Il decollo dell' “Internet delle cose” può trasformarsi nell'Internet delle più gravi minacce informatiche? Il rischio esiste e a sottolinearlo nella conferenza sulla cybersecurity che si e' tenuta di recente a Okinawa è stato, tra gli altri, uno dei guru mondiali della sicurezza informatica, il russo Eugene Kaspersky, titolare della Kaspersky Lab (che si autodefinisce la maggiore societa' privata del mondo nel campo della sicurezza informatica).

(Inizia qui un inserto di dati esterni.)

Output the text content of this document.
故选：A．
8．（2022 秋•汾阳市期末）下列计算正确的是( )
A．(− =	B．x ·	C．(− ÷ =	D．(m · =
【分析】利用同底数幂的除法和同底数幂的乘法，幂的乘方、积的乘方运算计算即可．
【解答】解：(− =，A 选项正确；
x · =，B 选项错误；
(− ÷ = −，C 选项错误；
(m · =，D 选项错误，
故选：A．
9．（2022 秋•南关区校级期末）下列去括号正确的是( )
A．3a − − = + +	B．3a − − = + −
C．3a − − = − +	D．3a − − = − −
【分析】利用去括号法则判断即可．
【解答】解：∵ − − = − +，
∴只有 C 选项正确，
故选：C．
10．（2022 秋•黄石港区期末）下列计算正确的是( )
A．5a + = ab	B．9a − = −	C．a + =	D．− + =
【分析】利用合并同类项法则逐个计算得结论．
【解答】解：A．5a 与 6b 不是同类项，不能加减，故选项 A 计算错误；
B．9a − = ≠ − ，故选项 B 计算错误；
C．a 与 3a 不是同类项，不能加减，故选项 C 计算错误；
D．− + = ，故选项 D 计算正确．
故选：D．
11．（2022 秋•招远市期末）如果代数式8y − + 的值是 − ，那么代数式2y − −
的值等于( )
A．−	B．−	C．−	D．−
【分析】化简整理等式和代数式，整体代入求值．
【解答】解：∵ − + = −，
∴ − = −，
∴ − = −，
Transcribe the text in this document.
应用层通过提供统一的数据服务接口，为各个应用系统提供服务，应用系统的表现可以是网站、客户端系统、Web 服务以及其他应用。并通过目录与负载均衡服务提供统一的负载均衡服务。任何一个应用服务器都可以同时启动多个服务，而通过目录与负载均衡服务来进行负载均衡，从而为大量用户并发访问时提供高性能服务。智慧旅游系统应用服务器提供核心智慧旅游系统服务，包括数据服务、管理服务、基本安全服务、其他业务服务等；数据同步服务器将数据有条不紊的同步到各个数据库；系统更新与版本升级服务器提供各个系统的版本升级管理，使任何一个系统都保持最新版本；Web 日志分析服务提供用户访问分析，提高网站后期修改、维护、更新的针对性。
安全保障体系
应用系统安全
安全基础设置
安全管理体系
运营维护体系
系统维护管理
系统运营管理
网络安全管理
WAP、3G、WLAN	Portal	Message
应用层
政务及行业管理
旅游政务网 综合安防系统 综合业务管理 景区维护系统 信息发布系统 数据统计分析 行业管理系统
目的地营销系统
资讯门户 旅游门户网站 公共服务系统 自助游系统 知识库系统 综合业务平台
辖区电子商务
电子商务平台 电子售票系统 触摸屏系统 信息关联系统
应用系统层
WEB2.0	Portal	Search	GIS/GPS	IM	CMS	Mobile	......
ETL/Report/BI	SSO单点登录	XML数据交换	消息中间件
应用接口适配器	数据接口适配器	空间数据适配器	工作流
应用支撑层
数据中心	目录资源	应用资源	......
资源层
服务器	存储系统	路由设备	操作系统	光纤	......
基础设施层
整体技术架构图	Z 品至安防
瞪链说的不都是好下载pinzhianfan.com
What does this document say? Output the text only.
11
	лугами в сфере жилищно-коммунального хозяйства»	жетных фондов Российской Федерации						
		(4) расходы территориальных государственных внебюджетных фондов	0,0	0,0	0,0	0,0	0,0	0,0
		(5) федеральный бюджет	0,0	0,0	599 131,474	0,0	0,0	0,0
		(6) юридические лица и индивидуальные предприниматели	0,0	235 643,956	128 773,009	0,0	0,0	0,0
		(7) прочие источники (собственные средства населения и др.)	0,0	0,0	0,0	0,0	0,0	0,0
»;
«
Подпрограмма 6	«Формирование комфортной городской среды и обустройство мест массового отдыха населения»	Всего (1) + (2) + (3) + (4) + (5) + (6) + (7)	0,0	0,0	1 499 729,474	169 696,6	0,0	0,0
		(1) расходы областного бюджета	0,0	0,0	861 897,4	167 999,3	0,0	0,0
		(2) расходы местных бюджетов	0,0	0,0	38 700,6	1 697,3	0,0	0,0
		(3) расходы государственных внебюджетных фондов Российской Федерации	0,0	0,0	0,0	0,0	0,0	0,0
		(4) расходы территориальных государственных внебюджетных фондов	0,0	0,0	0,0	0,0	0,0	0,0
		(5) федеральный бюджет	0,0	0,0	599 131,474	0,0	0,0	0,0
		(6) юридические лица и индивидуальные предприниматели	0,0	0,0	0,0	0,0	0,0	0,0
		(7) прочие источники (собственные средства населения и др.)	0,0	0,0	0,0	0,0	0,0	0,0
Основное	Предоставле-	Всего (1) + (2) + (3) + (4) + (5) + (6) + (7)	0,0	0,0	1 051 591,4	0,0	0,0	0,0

Kaspersky si è dichiarato “paranoico” sulla sicurezza ma tutto sommato ottimista, specialmente per quanto riguarda i consumatori. Si è detto invece meno convinto che il mondo sia ben attrezzato nei confronti di rischi sistemici legati in particolare al cyberterrorismo.

La conferenza sulla sicurezza informatica è stata la prima organizzata in grande stile dal governo giapponese, molto preoccupato anche in vista delle G20 dell'anno prossimo di Ise-Shima e delle Olimpiadi 2020 di Tokyo. Il premier Shinzo Abe ha mandato un messaggio a un convegno in cui però non c'era nessuno dalla Cina. mentre a parlare diffusamente di Internet come il quinto campo delle guerre future - dopo terra, mare, aria e spazio - è stato l'ex ammiraglio americano Dennis Blair. Il cyberspazio, dunque, presenta sempre piu' rischi. Forse ancora di piu' per gli Stati che non per i consumatori.